There is an arsenal of effective, affordable tools that retail brands can employ to create a truly personalised event experience. These tools create a hub of data on who visited the event, what they were interested in, the collateral they took away and even how long they were engaged with each individual exhibit. No longer do visitors have to be anonymous numbers. Instead, mobile apps and integrated event portals can create a profile for each attendee visiting, allowing the booth staff and patrons of the brand to create a personalised event experience to each and every individual. Once complete, the data captured can then provide the basis through which to improve and grow, not only the visitor’s next event experience but their entire shopping ecosystem with the brand in question. Therefore creating a single, seamless marketing cycle that touches all points of a customer’s life, in a way that is tangible and measurable.

 
 

Intuitive technology

Brands such as Schuh and Apple, now replace all physical tills with tablet pay points, an experience which can be easily manipulated within an event environment. This type of technology is better employed when it’s intuitive and makes part of the experience easier, faster or more enjoyable. Technology for technology sake clogs the messaging and creates a barrier between the visitor and the brand values they are trying to absorb. Adding headaches, rather than easing them. Mobile apps, virtual reality headsets and even data capture should only be used when they provide a benefit to the visitor that would otherwise be unavailable. Whether this is using the technology from an event to send relevant post-event email communications on specific products or even to offer visitors a portal through which to compare pricing structures between favourite stores.

 
 

Integrated experience

When it comes to the products, services and technologies that are employed for a retail brand within an event or exhibition stand, our motto is ‘just because you can doesn’t mean you should’. Particularly within a retail expo, where brands are competing against hundreds of competitors in a tightly confined space and schedule, it’s easy for visitors to experience innovation-sparked fatigue. Stand spaces and events which are dressed in technology, with no real purpose, will not spark serendipity between visitor and brand. To take John Lewis as an example, when shopping their online stores, the experience is seamless and fluid. When in-store, the experience is centred on huge window displays that mirror online ad campaigns, ruthlessly consistent visual merchandising and a calm ambience; truly embodying the in-person, in shop experience.
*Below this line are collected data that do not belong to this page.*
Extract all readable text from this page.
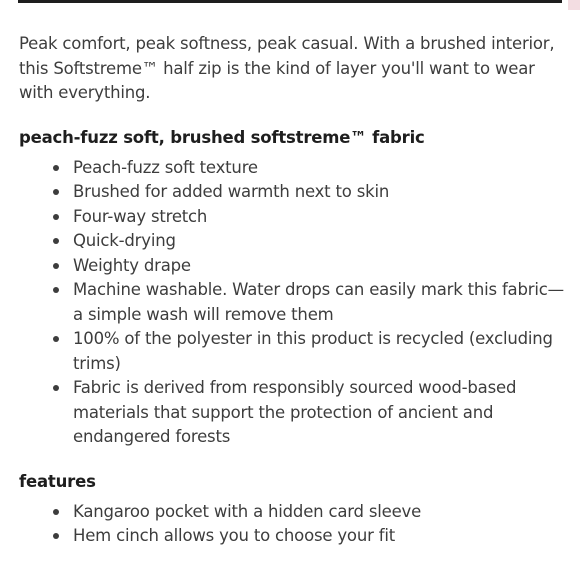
Peak comfort, peak softness, peak casual. With a brushed interior, this Softstreme™ half zip is the kind of layer you'll want to wear with everything.

peach-fuzz soft, brushed softstreme™ fabric
Peach-fuzz soft texture
Brushed for added warmth next to skin
Four-way stretch
Quick-drying
Weighty drape
Machine washable. Water drops can easily mark this fabric—a simple wash will remove them
100% of the polyester in this product is recycled (excluding trims)
Fabric is derived from responsibly sourced wood-based materials that support the protection of ancient and endangered forests
features
Kangaroo pocket with a hidden card sleeve
Hem cinch allows you to choose your fit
Not all of your online presence has to come into your event design, but it does have to have some linkage, allowing your visitors to recognise, absorb and possess the brand values in all forms. Whether through socially-integrated communications, an element of cross branding between physical and digital or highly targeted conversations, backed by big data.

The depth between events, experiences and retail brands is ever increasing. To make the most of the opportunity, retailers will need to embrace new trends, design and personalised anecdotes that truly bring their brand values to life. Only then can they create an environment that their customers will feel at home in.